Abstract
Introduction: Blood pressure management is recommended to avoid maternal cerebrovascular or cardiovascular compromise during pregnancy. Current antihypertensive treatment during pregnancy with positive safety profiles includes labetalol, hydralazine, methyldopa and nifedipine.
Areas covered: Many earlier animal and human studies indicate that angiotensin-converting enzyme inhibitors (ACEIs) or angiotensin receptor blockers (ARBs) are associated with fetopathy; therefore, these drugs are contraindicated during pregnancy, especially if these medications were taken during the second and third trimesters. The role of the RAS is quite complex, with fetal development heavily dependent on its appropriate expression and function. New findings indicate that the placental unit expresses its own RAS in order to regulate angiogenesis.
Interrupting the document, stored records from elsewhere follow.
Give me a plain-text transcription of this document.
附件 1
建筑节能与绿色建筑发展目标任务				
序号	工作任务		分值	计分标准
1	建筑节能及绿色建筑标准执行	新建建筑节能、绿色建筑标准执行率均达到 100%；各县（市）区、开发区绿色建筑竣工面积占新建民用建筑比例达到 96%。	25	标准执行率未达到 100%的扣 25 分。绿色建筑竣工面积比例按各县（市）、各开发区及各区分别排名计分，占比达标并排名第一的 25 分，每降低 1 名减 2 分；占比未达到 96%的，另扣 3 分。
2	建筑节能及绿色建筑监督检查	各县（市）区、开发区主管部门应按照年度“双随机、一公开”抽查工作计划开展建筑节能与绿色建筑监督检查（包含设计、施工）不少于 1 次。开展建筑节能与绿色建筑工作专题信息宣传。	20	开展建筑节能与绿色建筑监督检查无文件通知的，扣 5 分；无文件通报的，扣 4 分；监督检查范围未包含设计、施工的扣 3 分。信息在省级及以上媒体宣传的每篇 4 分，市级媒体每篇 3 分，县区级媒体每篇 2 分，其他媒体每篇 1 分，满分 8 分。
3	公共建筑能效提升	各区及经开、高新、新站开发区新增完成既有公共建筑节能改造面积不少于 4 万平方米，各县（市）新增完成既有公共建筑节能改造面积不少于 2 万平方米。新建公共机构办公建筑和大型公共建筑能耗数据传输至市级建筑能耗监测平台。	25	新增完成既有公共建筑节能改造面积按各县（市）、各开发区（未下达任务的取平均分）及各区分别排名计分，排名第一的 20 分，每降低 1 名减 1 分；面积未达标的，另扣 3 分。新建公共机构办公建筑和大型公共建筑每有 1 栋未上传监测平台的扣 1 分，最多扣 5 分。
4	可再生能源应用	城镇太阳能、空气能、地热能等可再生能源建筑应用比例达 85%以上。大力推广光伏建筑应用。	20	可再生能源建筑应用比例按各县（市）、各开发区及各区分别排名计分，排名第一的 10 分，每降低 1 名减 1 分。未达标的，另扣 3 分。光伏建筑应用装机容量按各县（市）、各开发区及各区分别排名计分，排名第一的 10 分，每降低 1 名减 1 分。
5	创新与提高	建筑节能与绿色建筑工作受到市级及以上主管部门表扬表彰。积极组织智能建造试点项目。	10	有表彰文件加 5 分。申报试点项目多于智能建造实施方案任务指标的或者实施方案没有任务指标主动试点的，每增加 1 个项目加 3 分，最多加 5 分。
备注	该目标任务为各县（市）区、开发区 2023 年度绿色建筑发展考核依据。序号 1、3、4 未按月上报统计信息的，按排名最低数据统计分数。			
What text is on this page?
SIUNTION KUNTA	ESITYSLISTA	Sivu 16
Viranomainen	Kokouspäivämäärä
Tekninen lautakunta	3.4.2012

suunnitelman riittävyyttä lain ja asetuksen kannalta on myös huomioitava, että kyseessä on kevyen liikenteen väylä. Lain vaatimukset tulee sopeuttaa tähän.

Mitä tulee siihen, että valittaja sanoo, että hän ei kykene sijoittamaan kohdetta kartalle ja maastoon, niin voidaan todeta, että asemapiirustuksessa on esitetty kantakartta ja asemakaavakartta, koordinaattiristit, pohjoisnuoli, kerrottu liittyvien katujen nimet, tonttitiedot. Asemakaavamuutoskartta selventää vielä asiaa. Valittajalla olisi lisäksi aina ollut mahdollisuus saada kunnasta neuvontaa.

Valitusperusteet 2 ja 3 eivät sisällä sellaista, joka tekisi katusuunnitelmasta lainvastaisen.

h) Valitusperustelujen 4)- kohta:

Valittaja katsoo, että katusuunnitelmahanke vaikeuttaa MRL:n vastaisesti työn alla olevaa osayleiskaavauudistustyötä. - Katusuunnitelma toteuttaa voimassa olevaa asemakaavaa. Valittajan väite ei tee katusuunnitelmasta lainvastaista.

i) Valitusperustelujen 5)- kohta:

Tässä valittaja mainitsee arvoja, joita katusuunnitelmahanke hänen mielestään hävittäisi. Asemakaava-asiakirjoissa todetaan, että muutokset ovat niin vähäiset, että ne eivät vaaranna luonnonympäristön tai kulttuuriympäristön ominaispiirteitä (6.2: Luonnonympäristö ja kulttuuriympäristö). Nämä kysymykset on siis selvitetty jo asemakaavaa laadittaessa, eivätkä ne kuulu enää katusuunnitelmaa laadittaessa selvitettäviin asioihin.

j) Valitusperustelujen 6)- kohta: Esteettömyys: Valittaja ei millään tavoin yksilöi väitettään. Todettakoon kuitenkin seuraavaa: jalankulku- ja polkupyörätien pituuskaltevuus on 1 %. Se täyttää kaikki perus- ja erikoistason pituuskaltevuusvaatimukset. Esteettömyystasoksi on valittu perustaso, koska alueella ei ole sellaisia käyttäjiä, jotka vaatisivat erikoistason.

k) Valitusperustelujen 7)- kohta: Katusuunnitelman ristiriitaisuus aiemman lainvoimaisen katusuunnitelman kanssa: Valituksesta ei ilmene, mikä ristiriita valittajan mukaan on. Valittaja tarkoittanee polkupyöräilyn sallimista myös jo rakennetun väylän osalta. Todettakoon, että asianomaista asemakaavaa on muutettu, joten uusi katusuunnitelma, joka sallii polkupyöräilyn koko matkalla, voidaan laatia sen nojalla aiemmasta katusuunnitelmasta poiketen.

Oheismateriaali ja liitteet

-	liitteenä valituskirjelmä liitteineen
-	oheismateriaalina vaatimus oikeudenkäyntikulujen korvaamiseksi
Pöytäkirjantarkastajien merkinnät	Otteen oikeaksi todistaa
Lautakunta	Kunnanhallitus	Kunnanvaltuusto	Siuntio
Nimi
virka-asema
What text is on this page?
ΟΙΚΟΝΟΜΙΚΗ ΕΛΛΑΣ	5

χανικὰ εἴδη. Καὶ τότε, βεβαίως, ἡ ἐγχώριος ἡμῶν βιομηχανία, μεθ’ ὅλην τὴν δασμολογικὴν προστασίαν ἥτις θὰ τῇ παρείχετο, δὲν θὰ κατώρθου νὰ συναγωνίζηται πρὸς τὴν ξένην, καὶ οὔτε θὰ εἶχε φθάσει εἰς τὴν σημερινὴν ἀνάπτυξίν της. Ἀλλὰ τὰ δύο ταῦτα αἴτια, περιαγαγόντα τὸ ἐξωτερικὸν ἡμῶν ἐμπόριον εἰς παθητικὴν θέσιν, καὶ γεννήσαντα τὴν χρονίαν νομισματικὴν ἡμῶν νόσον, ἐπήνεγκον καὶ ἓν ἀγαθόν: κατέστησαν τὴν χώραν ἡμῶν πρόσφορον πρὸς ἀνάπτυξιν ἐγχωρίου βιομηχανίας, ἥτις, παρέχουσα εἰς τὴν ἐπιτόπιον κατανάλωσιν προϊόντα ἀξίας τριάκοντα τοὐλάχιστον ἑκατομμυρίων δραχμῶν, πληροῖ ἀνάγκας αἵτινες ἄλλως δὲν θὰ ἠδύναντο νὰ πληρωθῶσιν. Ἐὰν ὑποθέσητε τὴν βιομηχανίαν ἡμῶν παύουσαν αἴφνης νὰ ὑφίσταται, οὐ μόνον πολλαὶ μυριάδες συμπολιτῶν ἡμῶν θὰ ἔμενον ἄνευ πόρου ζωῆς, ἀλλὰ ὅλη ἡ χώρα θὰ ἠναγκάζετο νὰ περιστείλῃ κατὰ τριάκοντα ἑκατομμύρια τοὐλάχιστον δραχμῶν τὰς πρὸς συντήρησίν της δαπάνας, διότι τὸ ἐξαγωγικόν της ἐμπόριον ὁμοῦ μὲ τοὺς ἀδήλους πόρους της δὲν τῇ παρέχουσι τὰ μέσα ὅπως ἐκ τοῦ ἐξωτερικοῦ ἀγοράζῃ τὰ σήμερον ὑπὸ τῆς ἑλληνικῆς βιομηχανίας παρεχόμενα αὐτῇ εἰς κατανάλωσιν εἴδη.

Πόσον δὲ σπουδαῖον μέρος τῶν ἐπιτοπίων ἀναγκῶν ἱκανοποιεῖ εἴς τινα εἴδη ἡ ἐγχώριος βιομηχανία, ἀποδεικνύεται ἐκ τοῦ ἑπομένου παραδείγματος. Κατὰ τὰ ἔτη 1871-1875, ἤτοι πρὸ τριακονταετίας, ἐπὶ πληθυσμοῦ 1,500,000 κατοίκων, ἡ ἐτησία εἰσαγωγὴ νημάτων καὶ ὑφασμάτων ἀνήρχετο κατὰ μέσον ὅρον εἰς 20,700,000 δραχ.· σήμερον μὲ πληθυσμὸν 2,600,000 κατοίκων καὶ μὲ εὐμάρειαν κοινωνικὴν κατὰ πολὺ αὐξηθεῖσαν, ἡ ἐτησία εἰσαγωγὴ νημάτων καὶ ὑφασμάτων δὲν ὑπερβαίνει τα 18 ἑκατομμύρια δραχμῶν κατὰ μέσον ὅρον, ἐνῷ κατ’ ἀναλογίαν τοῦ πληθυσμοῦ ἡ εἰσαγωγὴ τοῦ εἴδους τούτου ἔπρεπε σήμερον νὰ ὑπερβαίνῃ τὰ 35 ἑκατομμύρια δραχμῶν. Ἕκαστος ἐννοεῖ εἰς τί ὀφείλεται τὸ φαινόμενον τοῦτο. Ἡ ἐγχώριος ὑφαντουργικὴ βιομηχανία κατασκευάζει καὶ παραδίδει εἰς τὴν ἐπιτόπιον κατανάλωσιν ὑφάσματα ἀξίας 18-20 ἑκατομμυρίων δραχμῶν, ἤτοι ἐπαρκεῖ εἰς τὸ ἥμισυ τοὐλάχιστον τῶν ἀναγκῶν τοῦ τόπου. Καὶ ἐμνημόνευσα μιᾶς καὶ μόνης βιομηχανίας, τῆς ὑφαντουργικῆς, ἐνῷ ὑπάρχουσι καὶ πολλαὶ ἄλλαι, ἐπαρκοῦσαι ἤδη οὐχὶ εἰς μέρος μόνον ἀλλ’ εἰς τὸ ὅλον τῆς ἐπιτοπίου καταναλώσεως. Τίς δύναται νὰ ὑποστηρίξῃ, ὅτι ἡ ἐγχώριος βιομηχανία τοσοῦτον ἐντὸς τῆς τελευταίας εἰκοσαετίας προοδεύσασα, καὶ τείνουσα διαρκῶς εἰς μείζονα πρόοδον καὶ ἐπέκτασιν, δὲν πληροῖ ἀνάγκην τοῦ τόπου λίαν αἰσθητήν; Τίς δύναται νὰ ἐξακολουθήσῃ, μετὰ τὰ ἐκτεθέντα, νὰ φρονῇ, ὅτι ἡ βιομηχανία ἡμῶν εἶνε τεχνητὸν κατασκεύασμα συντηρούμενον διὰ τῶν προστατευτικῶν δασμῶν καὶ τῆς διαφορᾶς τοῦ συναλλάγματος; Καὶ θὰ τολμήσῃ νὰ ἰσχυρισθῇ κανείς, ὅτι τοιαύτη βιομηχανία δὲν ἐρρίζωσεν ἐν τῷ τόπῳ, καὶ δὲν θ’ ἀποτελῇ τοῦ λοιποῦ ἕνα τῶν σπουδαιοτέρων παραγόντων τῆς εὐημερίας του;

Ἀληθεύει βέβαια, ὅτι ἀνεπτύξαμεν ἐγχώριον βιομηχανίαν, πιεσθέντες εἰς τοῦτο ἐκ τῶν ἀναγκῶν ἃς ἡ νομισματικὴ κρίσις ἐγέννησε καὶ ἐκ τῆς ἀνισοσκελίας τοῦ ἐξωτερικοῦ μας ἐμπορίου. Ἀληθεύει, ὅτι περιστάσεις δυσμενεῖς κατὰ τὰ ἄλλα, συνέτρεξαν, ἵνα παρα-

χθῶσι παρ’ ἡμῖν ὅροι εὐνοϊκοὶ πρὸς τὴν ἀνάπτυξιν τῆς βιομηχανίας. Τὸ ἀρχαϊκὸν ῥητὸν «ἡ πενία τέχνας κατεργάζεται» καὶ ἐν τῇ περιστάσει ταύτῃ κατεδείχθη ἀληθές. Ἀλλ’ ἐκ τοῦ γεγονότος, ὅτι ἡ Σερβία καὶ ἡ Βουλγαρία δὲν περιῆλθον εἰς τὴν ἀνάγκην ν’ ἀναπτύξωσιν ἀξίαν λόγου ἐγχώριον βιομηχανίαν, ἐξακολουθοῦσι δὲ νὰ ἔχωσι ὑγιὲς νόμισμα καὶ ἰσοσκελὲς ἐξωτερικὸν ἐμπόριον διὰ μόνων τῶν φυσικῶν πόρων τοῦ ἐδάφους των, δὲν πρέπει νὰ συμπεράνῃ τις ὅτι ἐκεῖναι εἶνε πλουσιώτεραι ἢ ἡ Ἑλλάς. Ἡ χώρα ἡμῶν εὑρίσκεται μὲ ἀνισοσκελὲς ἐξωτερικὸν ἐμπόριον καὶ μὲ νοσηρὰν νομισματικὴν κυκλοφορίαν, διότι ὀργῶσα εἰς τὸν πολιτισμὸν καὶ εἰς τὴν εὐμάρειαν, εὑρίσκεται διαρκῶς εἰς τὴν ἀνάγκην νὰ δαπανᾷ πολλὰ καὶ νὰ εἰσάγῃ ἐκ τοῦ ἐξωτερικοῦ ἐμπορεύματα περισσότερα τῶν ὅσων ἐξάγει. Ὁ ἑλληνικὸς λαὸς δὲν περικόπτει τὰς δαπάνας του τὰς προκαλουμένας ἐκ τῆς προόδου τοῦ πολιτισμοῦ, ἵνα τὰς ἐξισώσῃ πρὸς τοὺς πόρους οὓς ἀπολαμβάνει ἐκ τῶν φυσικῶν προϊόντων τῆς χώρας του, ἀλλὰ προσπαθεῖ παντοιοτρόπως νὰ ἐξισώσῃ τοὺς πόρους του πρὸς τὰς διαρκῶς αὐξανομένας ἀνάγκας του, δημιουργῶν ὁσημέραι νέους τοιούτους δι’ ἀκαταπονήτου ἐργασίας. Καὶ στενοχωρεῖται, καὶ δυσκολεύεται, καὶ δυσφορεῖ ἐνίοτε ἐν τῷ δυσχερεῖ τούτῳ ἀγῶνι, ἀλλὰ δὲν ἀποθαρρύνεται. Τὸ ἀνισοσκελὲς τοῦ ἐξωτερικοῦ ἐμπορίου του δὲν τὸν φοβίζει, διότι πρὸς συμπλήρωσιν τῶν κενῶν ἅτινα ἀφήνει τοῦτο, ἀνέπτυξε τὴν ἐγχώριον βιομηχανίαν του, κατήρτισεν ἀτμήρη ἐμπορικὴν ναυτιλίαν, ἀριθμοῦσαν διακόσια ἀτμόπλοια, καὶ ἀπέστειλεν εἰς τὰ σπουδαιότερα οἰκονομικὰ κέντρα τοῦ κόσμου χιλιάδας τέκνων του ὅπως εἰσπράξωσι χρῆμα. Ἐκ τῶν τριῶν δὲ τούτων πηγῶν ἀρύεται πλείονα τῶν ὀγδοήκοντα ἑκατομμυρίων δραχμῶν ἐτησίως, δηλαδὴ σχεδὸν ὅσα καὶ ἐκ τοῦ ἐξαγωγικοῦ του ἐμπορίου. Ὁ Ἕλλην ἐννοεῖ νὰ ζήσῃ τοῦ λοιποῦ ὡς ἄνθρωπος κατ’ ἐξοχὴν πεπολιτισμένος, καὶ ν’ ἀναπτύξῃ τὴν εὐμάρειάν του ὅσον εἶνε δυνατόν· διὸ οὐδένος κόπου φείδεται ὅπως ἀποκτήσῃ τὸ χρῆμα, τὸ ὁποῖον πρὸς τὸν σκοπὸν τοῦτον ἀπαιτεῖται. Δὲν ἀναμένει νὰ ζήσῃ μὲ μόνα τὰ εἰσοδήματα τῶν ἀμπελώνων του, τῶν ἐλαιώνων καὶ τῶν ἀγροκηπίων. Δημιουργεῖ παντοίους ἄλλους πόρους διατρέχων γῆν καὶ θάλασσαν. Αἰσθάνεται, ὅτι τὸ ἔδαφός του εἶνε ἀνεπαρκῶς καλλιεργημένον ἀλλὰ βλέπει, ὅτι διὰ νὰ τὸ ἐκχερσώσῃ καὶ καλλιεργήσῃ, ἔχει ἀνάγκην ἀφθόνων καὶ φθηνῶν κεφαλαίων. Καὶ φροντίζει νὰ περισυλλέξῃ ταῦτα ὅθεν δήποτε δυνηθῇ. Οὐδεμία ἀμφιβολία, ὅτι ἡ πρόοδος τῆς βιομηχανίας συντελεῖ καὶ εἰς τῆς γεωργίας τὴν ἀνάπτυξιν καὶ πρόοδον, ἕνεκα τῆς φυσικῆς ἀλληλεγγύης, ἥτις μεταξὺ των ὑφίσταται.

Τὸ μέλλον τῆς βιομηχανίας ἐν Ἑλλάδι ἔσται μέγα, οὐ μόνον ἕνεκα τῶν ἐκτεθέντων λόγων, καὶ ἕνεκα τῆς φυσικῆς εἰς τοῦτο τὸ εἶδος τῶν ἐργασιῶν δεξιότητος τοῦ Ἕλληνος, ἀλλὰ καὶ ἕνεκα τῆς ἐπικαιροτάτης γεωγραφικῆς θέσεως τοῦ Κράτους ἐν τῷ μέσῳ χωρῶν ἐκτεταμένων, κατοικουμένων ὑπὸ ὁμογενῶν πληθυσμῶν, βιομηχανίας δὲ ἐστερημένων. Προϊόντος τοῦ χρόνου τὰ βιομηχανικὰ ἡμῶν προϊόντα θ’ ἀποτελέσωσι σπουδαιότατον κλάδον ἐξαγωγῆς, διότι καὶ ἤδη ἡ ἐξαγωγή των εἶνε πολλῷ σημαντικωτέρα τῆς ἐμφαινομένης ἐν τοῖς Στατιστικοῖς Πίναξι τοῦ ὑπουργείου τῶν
Multiple studies have shown that women with abnormal uterine doppler sonography produce an agonistic autoantibody to the angiotensin I receptor, implicating a role for RAS function and regulation in abnormal pregnancies. Importantly, interruption of a normal RAS compromises fetal development.
Expert opinion: Traditional medications that inhibit components of RAS for long-term hypertension control are not appropriate for use before or during pregnancy. Further study and drug discovery are needed to find alternative pathways for treatment of hypertensive disorders when pregnancy is present or a possibility.